Die „Goldene Generation“ um Manu Ginobili, die 2004 in Athen das Olympische Turnier gewann, hat eine legitime Nachfolgermannschaft gefunden. Vielleicht auch, weil ein Spieler in beiden Teams eine tragende Rolle spielt(e) und Teamspirit, Stolz und Leidenschaft an seine aktuellen Teamkollegen weitergegeben hat. Luis Scola läuft seit 20 Jahren für die Nationalmannschaft auf und bewies, dass er noch lange nicht zum alten Eisen gehört. Der 39Jährige bereitete sich 14 Wochen lang mit einem Individualtrainer auf das Turnier vor und war mehr als nur der emotionale Brandungsfels der Argentinier. In China ist der Power Forward zum zweitbesten Punktesammler bei Weltmeisterschaften hinter dem legendären Brasilianer Oscar Schmidt avanciert. Vor allem seine physische Fitness stach trotz der schwächeren Finalvorstellung ins Auge. Immer wieder sprintete Scola über das Feld, obwohl er mit zehn NBA-Spielzeiten jede Menge Meilen auf dem Tacho hat. Mit 17,9 Punkten und 8,1 Rebounds legte er beeindruckende Werte auf, die mit einer Nominierung ins All-Tournament-Team gewürdigt wurden. Da der Routinier die letzten beiden Spielzeiten im Reich der Mitte aktiv war, wurde er vom Publikum ganz besonders gefeiert.
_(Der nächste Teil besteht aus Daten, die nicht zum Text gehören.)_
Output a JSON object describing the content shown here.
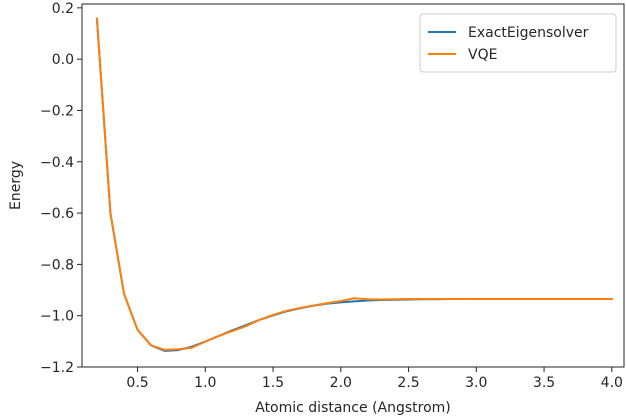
{
  "chart_data": {
    "type": "line",
    "xlabel": "Atomic distance (Angstrom)",
    "ylabel": "Energy",
    "xlim": [
      0.09,
      4.09
    ],
    "ylim": [
      -1.2,
      0.215
    ],
    "xticks": [
      0.5,
      1.0,
      1.5,
      2.0,
      2.5,
      3.0,
      3.5,
      4.0
    ],
    "xtick_labels": [
      "0.5",
      "1.0",
      "1.5",
      "2.0",
      "2.5",
      "3.0",
      "3.5",
      "4.0"
    ],
    "yticks": [
      0.2,
      0.0,
      -0.2,
      -0.4,
      -0.6,
      -0.8,
      -1.0,
      -1.2
    ],
    "ytick_labels": [
      "0.2",
      "0.0",
      "−0.2",
      "−0.4",
      "−0.6",
      "−0.8",
      "−1.0",
      "−1.2"
    ],
    "grid": false,
    "legend_position": "top-right",
    "series": [
      {
        "name": "ExactEigensolver",
        "color": "#1f77b4",
        "x": [
          0.2,
          0.3,
          0.4,
          0.5,
          0.6,
          0.7,
          0.8,
          0.9,
          1.0,
          1.1,
          1.2,
          1.3,
          1.4,
          1.5,
          1.6,
          1.7,
          1.8,
          1.9,
          2.0,
          2.1,
          2.2,
          2.3,
          2.4,
          2.5,
          2.6,
          2.7,
          2.8,
          2.9,
          3.0,
          3.1,
          3.2,
          3.3,
          3.4,
          3.5,
          3.6,
          3.7,
          3.8,
          3.9,
          4.0
        ],
        "y": [
          0.158,
          -0.601,
          -0.915,
          -1.055,
          -1.116,
          -1.137,
          -1.134,
          -1.121,
          -1.101,
          -1.079,
          -1.057,
          -1.037,
          -1.016,
          -0.999,
          -0.983,
          -0.971,
          -0.961,
          -0.953,
          -0.948,
          -0.944,
          -0.941,
          -0.939,
          -0.938,
          -0.937,
          -0.936,
          -0.936,
          -0.935,
          -0.935,
          -0.935,
          -0.935,
          -0.935,
          -0.935,
          -0.935,
          -0.935,
          -0.935,
          -0.935,
          -0.935,
          -0.935,
          -0.935
        ]
      },
      {
        "name": "VQE",
        "color": "#ff7f0e",
        "x": [
          0.2,
          0.3,
          0.4,
          0.5,
          0.6,
          0.7,
          0.8,
          0.9,
          1.0,
          1.1,
          1.2,
          1.3,
          1.4,
          1.5,
          1.6,
          1.7,
          1.8,
          1.9,
          2.0,
          2.1,
          2.2,
          2.3,
          2.4,
          2.5,
          2.6,
          2.7,
          2.8,
          2.9,
          3.0,
          3.1,
          3.2,
          3.3,
          3.4,
          3.5,
          3.6,
          3.7,
          3.8,
          3.9,
          4.0
        ],
        "y": [
          0.158,
          -0.601,
          -0.915,
          -1.055,
          -1.116,
          -1.133,
          -1.131,
          -1.125,
          -1.101,
          -1.079,
          -1.06,
          -1.041,
          -1.016,
          -0.997,
          -0.981,
          -0.97,
          -0.96,
          -0.951,
          -0.943,
          -0.932,
          -0.936,
          -0.937,
          -0.936,
          -0.935,
          -0.935,
          -0.935,
          -0.935,
          -0.935,
          -0.935,
          -0.935,
          -0.935,
          -0.935,
          -0.935,
          -0.935,
          -0.935,
          -0.935,
          -0.935,
          -0.935,
          -0.935
        ]
      }
    ]
  }
}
Scolas kongenialer Partner war der nur 1,79 Meter große Facundo Campazzo von Real Madrid. Der Spielmacher bestach mit Charisma, spektakulären Pässen und Nervenstärke in den entscheidenden Momenten. „Facu“ stellte unter Beweis, dass ein Spieler keine NBA-Athletik benötigt, um Spiele auf WM-Niveau zu dominieren. Campazzo war der unbestrittene Dreh- und Angelpunkt im argentinischen Spiel. „Bei Immobilien geht es immer um Lage, Lage, Lage. Im Basketball geht es um Guards, Guards, Guards.“, sagte der serbische Coach Sasa Djordjevic nach der Viertelfinalniederlage seiner Mannschaft angesichts der Galavorstellung des 28Jährigen.
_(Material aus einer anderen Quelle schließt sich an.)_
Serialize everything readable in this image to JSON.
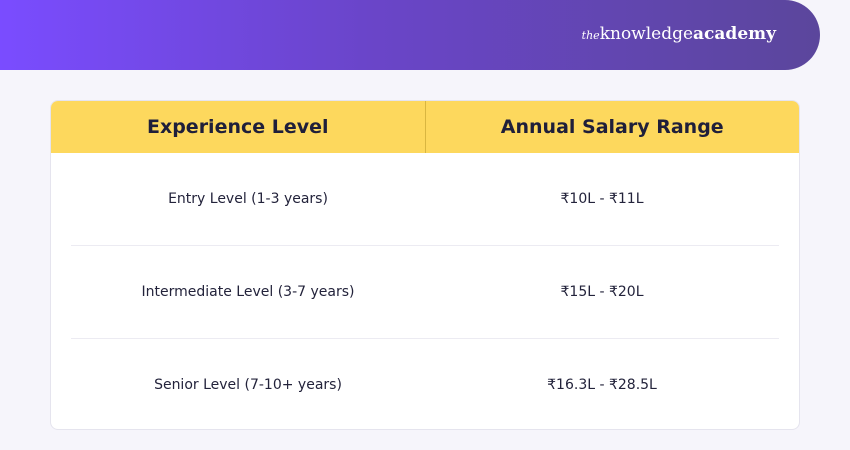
{
  "header": {
    "brand": {
      "prefix": "the",
      "name": "knowledge",
      "suffix": "academy"
    }
  },
  "table": {
    "columns": [
      "Experience Level",
      "Annual Salary Range"
    ],
    "rows": [
      [
        "Entry Level (1-3 years)",
        "₹10L - ₹11L"
      ],
      [
        "Intermediate Level (3-7 years)",
        "₹15L - ₹20L"
      ],
      [
        "Senior Level (7-10+ years)",
        "₹16.3L - ₹28.5L"
      ]
    ]
  }
}
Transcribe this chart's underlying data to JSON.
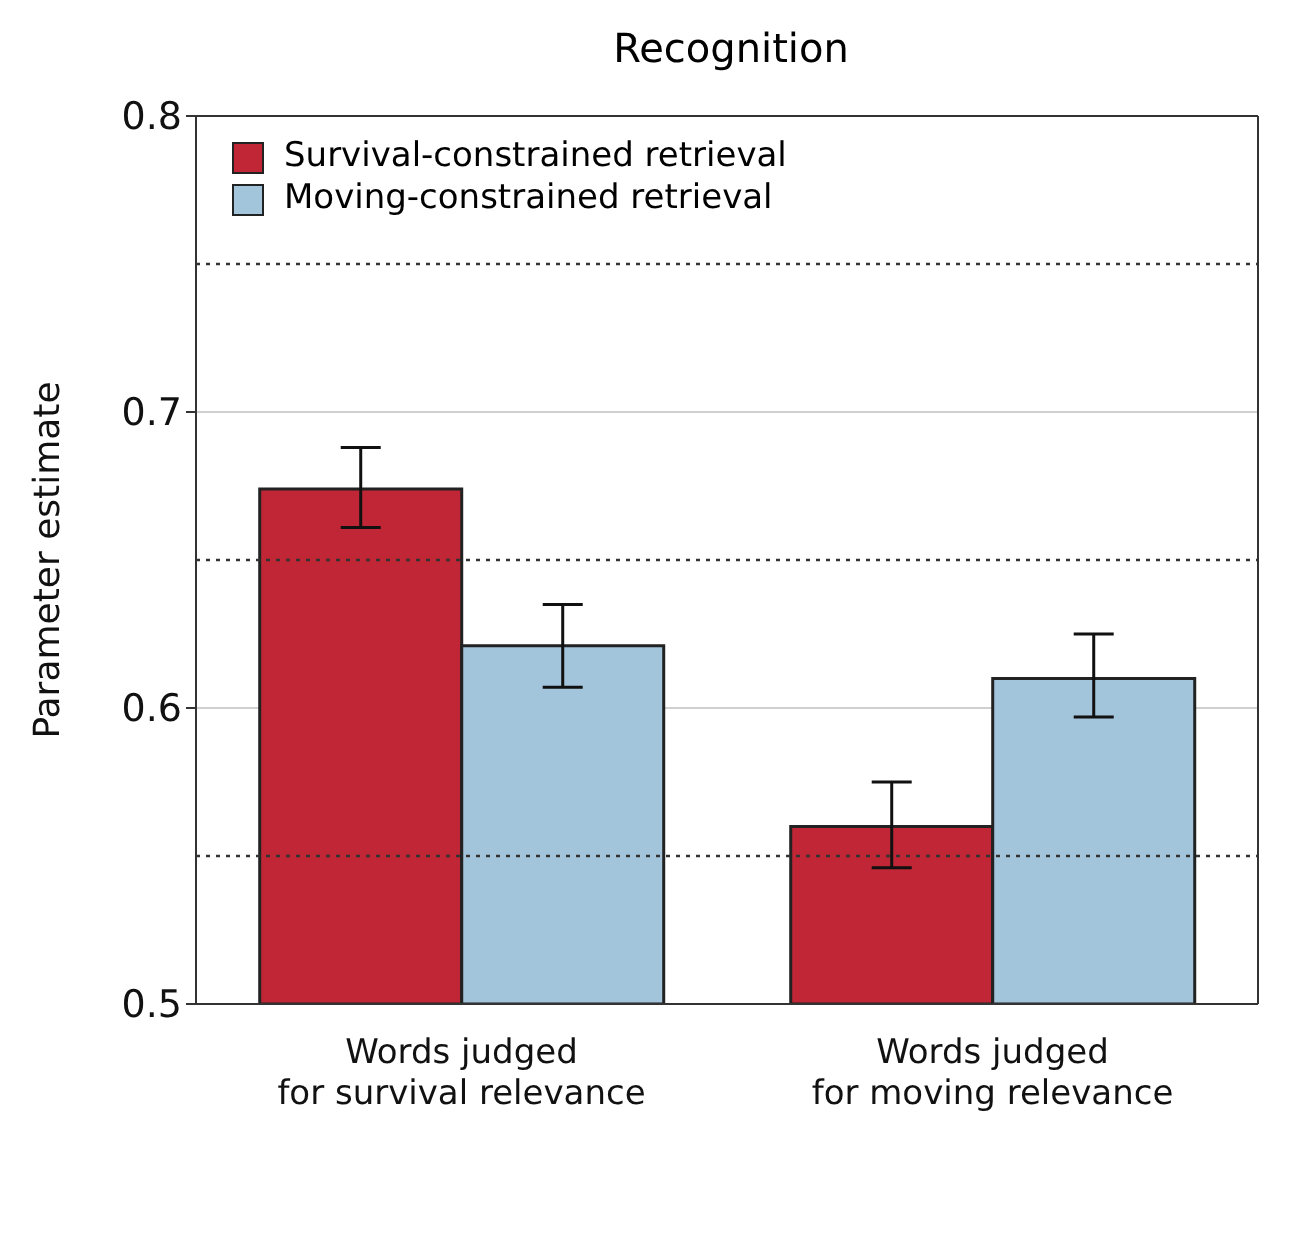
{
  "chart_data": {
    "type": "bar",
    "title": "Recognition",
    "ylabel": "Parameter estimate",
    "categories": [
      "Words judged\nfor survival relevance",
      "Words judged\nfor moving relevance"
    ],
    "series": [
      {
        "name": "Survival-constrained retrieval",
        "color": "#c02636",
        "values": [
          0.674,
          0.56
        ],
        "errors": [
          [
            0.661,
            0.688
          ],
          [
            0.546,
            0.575
          ]
        ]
      },
      {
        "name": "Moving-constrained retrieval",
        "color": "#a3c5dc",
        "values": [
          0.621,
          0.61
        ],
        "errors": [
          [
            0.607,
            0.635
          ],
          [
            0.597,
            0.625
          ]
        ]
      }
    ],
    "ylim": [
      0.5,
      0.8
    ],
    "yticks": [
      0.5,
      0.6,
      0.7,
      0.8
    ],
    "grid": "y",
    "legend": "top left",
    "ref_lines": [
      {
        "axis": "y",
        "value": 0.55,
        "line_style": "dotted"
      },
      {
        "axis": "y",
        "value": 0.65,
        "line_style": "dotted"
      },
      {
        "axis": "y",
        "value": 0.75,
        "line_style": "dotted"
      }
    ]
  }
}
Als herausragender Pick-and-Roll-Spieler profitierte Campazzo von Scolas unfassbarem Gespür für den richtigen Augenblick beim Abrollen, während der lange Mann sich darauf verlassen konnte, dass der Pass perfekt getimt war. Wirbelwind Campazzo erzielte 13,3 Punkte und 7,8 Assists und war trotz seiner überschaubaren Länge zweitbester Defensivrebounder der Argentinier. Nicolas Laprovittola, immerhin der amtierende MVP der spanischen ACB, kam von der Bank und setzte immer wieder Nadelstiche. Allerdings fehlte ihm die Konstanz und seine Wurfquoten waren alles andere als berauschend. So wurde Gabriel Deck zur dritten Kraft im Team. Mit Willen und Energie markierte der 24Jährige seine Zähler.
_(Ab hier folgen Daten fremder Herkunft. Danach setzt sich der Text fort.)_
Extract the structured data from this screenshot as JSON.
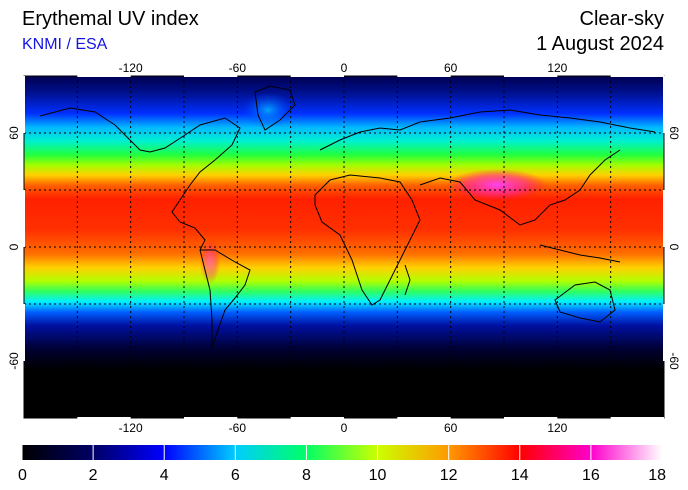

Defensiv waren die Argentinier gallig, aggressiv am Ball und sehr aktiv in ihren Rotationen. Die Mannschaft von Coach Sergio Hernandez verbuchte die meisten Ballgewinne im Turnier. Dennoch war die schnelle und attraktive Offensive das Prunkstück des Finalisten, dem bei den Olympischen Spielen 2020 der Überraschungsfaktor fehlen wird. Deshalb fällt es schwer, Argentinien trotz des Erfolges als Medaillenanwärter einzustufen. Die Mannschaft hat „overachieved“, aber sie hat auch bewiesen, was mit Herz und Teamspirit möglich ist. Das ist die DNA der Argentinier, mit der sie auch in Tokio vermeintliche Favoriten stürzen können.